We don’t have to tell you it’s important to teach your children basic money skills. The big stumbling block is how to do it. Research shows that parents are the number one influence on a child’s financial behavior. Here are a few of my favorite activities to teach kids about basic financial principles, including charitable giving, delayed gratification, budgeting, saving money, and compounding interest.
Paying It Forward (as young as 4 years old)
Start by talking your child through why we all need to give, and how even a few dollars can make a big difference to someone in need. Then announce your matching offer: For every quarter your kid saves for charity, you’ll put in a quarter of your own. Children as young as 4 years old can usually understand this concept and typically get excited about the project. Research local organizations known for using small amounts of cash to do big things for a greater impact (i.e nearby animal shelter).
The Butterfly Effect (4 - 6 years old)
Delayed gratification may be the most critical money related skill you can teach a child. For kids, there’s no more magical way to develop the necessary patience than with a simple, affordable butterfly hatchery.

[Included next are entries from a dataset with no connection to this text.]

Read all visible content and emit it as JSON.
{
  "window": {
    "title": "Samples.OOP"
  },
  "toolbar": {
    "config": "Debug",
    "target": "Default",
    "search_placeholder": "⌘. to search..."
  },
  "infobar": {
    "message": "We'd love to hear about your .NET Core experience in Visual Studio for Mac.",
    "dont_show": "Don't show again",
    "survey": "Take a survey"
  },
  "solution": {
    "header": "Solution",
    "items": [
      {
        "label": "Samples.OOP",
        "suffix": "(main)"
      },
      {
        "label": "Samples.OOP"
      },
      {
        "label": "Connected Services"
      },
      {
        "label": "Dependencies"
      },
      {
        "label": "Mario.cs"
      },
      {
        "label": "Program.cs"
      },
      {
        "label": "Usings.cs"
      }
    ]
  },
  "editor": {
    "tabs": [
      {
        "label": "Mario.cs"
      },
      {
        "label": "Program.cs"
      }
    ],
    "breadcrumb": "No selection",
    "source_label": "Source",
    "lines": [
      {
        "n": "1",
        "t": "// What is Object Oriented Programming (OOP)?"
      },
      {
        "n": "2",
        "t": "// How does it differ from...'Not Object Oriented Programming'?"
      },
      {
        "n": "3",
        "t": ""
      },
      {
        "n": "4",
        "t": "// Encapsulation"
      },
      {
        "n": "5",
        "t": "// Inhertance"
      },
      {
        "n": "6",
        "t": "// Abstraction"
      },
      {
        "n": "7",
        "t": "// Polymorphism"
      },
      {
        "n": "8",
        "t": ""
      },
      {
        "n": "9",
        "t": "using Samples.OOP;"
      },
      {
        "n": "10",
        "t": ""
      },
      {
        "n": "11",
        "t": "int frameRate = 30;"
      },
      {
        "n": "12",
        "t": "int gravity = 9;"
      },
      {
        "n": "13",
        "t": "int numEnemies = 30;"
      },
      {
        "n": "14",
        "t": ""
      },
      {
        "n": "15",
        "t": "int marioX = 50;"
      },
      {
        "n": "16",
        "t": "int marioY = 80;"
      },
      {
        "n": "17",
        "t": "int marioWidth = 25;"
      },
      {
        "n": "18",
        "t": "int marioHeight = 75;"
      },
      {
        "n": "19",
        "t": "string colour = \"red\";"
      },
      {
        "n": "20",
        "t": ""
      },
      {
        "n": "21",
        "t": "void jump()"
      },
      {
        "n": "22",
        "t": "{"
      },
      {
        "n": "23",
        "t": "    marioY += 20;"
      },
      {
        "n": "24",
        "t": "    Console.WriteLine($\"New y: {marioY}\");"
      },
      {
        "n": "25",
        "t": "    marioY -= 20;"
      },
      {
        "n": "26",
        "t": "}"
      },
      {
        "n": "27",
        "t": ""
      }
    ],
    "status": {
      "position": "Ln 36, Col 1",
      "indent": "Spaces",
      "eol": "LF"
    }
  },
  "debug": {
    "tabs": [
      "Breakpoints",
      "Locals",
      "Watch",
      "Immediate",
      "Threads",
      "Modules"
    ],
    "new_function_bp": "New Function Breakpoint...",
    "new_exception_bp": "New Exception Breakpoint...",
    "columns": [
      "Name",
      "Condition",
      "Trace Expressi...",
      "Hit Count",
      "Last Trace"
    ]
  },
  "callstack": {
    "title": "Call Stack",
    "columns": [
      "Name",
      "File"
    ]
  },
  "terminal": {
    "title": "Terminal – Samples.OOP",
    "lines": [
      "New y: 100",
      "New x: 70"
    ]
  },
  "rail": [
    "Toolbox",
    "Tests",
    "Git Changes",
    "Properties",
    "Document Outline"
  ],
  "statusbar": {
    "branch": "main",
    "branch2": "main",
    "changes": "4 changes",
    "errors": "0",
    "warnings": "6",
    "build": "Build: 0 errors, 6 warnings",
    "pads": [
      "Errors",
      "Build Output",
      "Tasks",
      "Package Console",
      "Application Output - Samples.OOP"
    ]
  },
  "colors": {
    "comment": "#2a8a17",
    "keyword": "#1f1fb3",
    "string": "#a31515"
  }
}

During the month long period before you see actual butterflies, your child will have to carry out some simple tasks, such as stocking the enclosure with fresh food, keeping the place moist, and cleaning up the frass (that’s caterpillar poop to novices). To celebrate each stage of development, agree to put a dollar in a jar so your child watches her savings grow along with her future butterfly.
Pie in the Sky (6 years and older)
Teach your child how to draw up and execute a budget with a quick visit to your local bakery. Let them pick out their favorite pie or dessert to begin the challenge. Can they bake the same treat for less? Head to the grocery store, armed with a recipe, to price each ingredient. If the total comes in under the bakery price, get cooking. If not, you’ll have to comparison-shop—can he find a less expensive vanilla extract?— until you hit on a way to do it for less.
Way More Interest-ing (7 years and older)
Compounding interest is a cornerstone of personal finance. Not only does our invested money earn interest, its interest earns interest as well. Since savings accounts these days fetch a measly 1 percent at most, demonstrate the principle with an exaggerated rate: 100 percent.
Start by giving your child a penny. Each day after, pay him interest equaling the amount they already have: On day two, give the child one more penny, bringing their total to two cents; on day three, give them two more. Stop on day 11, unless you’re willing to part with serious cash. By then, that penny will have grown to $10.24—all thanks to compounding interest.